The passing of the Affordable Care Act and the implementation of parity caused investors to see an opportunity for financial gain in entering the behavioral healthcare space, particularly addiction treatment. Many were solely seeking to benefit from insurance payments — in some cases adding up to hundreds of thousands of dollars for a short-term residential treatment program. Some companies billed insurance plans for daily urine drug screening in excess of $1,200. Others even purchased insurance plans for patients just so they could treat them; when these insurance plans were exhausted by fraudulent practices and the insurance ran out, these patients were subsequently kicked out. I was relieved to see these abuses excellently researched and presented in the OC Register’s “Rehab Riviera” series.
It’s an extremely sad state of affairs, especially for those of us running quality organizations. It’s difficult for individuals to know how to discern between a quality program and one that’s aiming to profit on a vulnerable person. As a professional in the addiction treatment field for nearly three decades, I’d like to suggest some questions to ask before choosing a treatment center:
• Are you accredited, either through CARF (Commission on Accreditation of Rehabilitation Facilities) or JCAHO (Joint Commission on Accreditation of Healthcare Organizations)? Both organizations are responsible to ensure patient care is of the highest standard and patient needs are addressed appropriately. A checks-and-balance ensures that a residential facility, for example, provides the services required for a residential program. They ensure the staff-to-patient ratio and the staff educational level are appropriate.
• Is your sober living home certified by the Sober Living Coalition? Unfortunately, in California, sober living homes are not required to be licensed. However, you can ask if it is certified by the Sober Living Coalition, which holds each home to standards.
• How do you measure outcomes at your treatment facility? Both accreditation organizations require follow-up communication and data collection for individuals that have entered the program.

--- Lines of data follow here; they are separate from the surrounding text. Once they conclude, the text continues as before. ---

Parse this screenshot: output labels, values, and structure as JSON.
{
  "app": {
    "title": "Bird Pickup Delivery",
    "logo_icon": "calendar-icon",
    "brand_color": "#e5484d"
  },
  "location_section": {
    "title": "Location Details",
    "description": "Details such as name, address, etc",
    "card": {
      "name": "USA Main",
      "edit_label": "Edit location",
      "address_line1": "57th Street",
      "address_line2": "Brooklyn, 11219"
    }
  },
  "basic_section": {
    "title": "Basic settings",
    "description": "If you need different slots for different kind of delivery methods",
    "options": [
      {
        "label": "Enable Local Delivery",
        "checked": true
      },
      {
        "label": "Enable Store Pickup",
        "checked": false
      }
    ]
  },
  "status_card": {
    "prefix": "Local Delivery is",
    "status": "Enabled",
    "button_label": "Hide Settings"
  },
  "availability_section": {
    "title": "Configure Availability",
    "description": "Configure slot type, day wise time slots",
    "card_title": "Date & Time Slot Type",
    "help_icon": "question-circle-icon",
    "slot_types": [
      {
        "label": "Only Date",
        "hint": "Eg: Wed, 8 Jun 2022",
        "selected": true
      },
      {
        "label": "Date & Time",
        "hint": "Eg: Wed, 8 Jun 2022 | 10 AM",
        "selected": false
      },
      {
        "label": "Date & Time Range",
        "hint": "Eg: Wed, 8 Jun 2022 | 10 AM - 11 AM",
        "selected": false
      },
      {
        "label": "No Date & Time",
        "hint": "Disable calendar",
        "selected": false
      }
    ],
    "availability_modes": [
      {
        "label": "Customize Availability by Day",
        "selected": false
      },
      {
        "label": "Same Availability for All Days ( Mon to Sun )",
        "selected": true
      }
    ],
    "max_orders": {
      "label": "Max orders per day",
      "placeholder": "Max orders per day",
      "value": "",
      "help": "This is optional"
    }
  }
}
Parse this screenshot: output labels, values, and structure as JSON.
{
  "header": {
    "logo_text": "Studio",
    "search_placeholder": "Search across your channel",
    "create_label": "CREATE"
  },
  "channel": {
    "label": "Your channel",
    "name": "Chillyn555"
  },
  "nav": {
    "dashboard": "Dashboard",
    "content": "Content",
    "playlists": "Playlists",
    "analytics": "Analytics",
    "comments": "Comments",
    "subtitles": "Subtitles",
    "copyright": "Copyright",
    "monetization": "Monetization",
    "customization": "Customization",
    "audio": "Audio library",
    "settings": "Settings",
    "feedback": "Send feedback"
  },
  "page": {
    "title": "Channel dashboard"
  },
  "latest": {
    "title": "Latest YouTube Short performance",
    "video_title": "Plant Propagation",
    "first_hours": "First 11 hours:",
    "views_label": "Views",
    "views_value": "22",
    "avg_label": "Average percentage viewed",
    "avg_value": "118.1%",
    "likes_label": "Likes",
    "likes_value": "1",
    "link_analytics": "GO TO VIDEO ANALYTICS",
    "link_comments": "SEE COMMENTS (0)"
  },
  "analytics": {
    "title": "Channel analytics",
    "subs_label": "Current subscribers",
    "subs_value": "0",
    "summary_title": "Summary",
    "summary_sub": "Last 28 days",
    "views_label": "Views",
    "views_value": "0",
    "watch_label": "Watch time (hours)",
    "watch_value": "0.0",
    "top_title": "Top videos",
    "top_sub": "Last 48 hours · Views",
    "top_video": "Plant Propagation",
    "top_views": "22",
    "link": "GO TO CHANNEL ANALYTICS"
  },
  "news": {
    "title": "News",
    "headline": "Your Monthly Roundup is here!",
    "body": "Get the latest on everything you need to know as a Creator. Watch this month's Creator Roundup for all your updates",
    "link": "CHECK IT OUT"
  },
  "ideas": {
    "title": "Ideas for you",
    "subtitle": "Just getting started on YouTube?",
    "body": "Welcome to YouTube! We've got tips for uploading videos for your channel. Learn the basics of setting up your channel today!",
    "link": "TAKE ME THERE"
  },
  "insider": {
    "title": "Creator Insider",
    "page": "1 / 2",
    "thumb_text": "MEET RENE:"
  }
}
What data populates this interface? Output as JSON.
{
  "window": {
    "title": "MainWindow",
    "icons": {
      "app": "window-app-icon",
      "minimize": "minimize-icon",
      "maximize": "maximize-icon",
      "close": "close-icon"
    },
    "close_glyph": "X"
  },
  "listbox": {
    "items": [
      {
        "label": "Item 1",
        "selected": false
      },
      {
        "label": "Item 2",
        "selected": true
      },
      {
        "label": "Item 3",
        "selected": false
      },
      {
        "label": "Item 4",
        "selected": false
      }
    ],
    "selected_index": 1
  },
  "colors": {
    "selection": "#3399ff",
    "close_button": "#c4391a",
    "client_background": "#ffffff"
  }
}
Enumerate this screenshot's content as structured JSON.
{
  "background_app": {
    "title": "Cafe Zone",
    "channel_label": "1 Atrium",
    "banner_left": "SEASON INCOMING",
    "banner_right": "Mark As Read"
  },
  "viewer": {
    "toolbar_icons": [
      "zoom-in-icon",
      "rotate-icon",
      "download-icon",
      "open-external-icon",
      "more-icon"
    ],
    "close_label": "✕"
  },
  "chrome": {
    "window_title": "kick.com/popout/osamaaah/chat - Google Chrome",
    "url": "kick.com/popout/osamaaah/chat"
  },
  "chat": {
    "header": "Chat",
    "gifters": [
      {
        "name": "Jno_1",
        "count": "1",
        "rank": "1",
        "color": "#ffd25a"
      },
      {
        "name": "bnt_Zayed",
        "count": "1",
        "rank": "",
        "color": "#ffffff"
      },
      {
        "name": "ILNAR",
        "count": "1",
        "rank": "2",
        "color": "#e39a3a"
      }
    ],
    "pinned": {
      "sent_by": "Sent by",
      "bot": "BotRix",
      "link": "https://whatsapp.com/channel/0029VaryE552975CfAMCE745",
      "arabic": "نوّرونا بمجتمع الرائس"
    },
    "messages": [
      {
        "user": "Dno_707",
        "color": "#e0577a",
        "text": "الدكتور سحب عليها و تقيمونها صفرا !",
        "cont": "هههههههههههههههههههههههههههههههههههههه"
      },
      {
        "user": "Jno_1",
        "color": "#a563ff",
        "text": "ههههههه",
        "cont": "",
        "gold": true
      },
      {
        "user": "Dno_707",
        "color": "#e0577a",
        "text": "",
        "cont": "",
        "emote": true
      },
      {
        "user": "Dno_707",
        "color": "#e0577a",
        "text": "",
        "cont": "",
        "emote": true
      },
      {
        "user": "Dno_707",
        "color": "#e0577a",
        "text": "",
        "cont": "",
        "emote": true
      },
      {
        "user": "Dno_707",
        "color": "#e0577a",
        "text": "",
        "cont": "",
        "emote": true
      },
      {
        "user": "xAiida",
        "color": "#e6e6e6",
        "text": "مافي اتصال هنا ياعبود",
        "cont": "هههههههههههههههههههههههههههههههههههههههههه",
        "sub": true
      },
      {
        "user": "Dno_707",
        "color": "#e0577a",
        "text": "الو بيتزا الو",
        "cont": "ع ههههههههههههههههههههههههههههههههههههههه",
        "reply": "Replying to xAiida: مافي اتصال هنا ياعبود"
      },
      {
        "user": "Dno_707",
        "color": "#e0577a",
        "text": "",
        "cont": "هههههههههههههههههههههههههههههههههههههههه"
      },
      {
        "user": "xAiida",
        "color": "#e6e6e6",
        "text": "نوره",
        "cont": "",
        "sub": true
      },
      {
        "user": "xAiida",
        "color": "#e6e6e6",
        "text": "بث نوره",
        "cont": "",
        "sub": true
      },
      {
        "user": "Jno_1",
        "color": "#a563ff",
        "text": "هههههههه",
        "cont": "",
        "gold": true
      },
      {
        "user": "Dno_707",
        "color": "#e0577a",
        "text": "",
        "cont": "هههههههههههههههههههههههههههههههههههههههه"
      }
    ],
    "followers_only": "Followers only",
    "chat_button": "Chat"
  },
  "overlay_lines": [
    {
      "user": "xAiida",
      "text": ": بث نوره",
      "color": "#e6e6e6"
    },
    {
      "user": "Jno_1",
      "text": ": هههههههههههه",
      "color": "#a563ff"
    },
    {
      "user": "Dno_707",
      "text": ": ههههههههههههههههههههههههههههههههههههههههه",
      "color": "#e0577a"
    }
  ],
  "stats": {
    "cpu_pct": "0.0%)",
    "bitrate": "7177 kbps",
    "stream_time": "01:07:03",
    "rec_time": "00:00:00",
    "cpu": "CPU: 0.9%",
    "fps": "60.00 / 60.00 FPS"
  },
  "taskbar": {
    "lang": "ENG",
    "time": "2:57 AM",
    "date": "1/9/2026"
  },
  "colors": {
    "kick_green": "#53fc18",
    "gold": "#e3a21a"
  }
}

Be sure to ask how outcomes are measured, and if they have free alumni services to support each graduate after treatment completion.
• What services are included in the daily rate paid either by the insurance company or the patient? What level of care are you licensed for? Services can vary widely between facilities; make sure you ask and understand exactly what is provided and whether the services are evidence-based. A treatment center offering to provide a one-way plane ticket, willing to pay for an insurance policy, or waiving rent for their sober living is a definite red flag. If you’re looking for a residential program, ask if they are licensed as a residential program rather than simply providing an outpatient program and housing.
• What does your facility do when a health insurance carrier is no longer willing to fund treatment services? Do they allow the policy holder/patient to appeal to the insurance company for reimbursement and work together with the treatment center as a united front? Ask what would happen if the patient is unexpectedly denied for additional care by the insurance company. They should keep the patient safe in treatment until a clinically appropriate option is prepared by the treatment team.
• What are your policies around the need for urine drug screens? Ask what facts drive the need for urine drug screen testing. It is an appropriate, clinically necessary tool to be used at admission to ensure validity of substances used or not used, and after a “pass” or approved outing. Ask how they handle financial responsibility of urine drug screen, based upon insurance verification.
• How do your patients/families find you? If they have relationships with local hospitals, businesses, DUI attorneys and alumni, this is a good sign. If they solely rely on internet marketing, it can be a red flag. A call center located outside their organization also can be a concern.
• Can I take a tour and speak to alumni of your program? A quality, reputable treatment center should be proud to bring you in to their sanctuary, have you meet the staff, show you the rooms, and connect you with others that have completed the program.
Sue Bright is Executive Director of New Directions for Women, a nonprofit treatment center for women founded in 1977 in Costa Mesa.